Silver Sword connects national student lenders like Sallie Mae with community banks and credit unions that can sell co-branded products. In those cases, the institution gets a fee for providing the storefront that sells the loans, but it doesn't use its own money.

"Our credit union business is booming," he said. But more and more credit unions, sitting on a lot of cash and with a mandate to lend, want to transition into making the loans themselves.

And with that in mind, a court opinion like this is good news. But Mullowney noted that the law, while offering protections now, might not always be so strong.

Public sympathy is on the side of students struggling to repay enormous loans – and for good reason, he added, although those giant bills are more the fault of universities' astronomical tuition increases, not lenders' terms. If the law takes away lenders' ability to recoup that money after a bankruptcy filing, "that'd be a game-changer."

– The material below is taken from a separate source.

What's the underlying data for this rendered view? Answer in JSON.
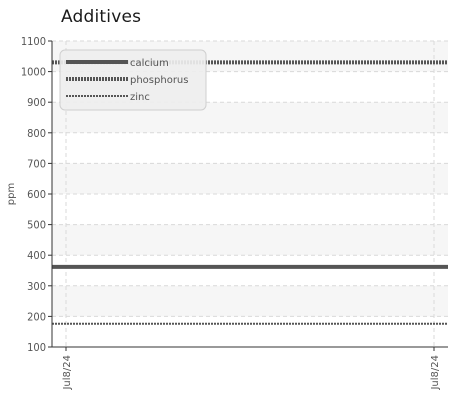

"I'm not sure that lenders would be as excited about the opportunity [to make student loans if the law were changed]," he said.

For now, legal experts urge lenders to improve their knowledge of bankruptcy law. David Reed, a partner at Virginia-based Reed & Jolly, authored a "Bankruptcy Guide for Credit Unions," that institutions can buy and use as a tutoring device. It doesn't substitute for legal help, Reed said, but the important first step is to have employees in-house who are well-versed enough to see red flags and know whether they can pursue them.

Reed acknowledged that the legal costs usually were enough to scare credit unions away from arguing cases like this, but he urged institutions to share their struggles with their professional organizations and get as much help, financial or otherwise, as possible. Institutions will only get better guidance and protections if they decide to fight back.

"Unless you litigate it, nothing changes," he said, adding, "My hat's off - kudoes to this credit union."